At the moment you are thinking on the level of Sony detecting the sniffer by looking for the sniffer itself, hence your use of hooks, funky xors and removing the attaching DLL. What I'm looking at is the general sniffer behavior instead of the code itself. Fundamentally the sniffer must get to the key and by protecting the key and flagging any unauthorized reads from that memory location then you can detect sniffers.

Of course, you can just toss the decryption code into a kernel mode driver and force people to start learning whole new areas of programming just to sniff the EQ session key. That will defeat any user mode sniffer that may come up but by forcing sniffers to become kernel mode it inherently makes them far, far harder to detect.

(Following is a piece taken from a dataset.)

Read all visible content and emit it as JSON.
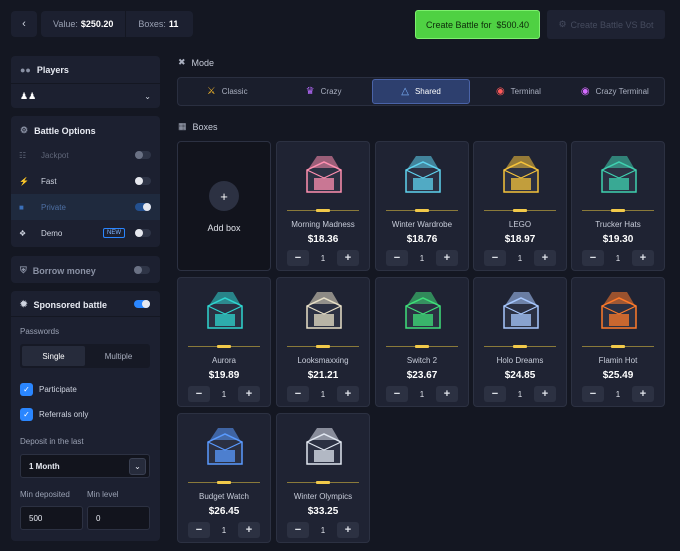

Basically, the process I outlined would detect your current sniffer code instantly no matter what compiler it was running under.

maggotboy
11-20-2002, 07:39 PM
throx -

I've hooked API calls from USER mode, but not from KERNEL mode. I'm not sure of the details involved -- have to research it before discussing it further.

One thing to note however, is that protecting memory with VirtualProtect works only on an entire page. If a range of memory overlaps a page (even by a single byte) the entire region is is given the protection attributes. They'd have to block out a 4k section of code for the key to sit in, which at least makes it a big target.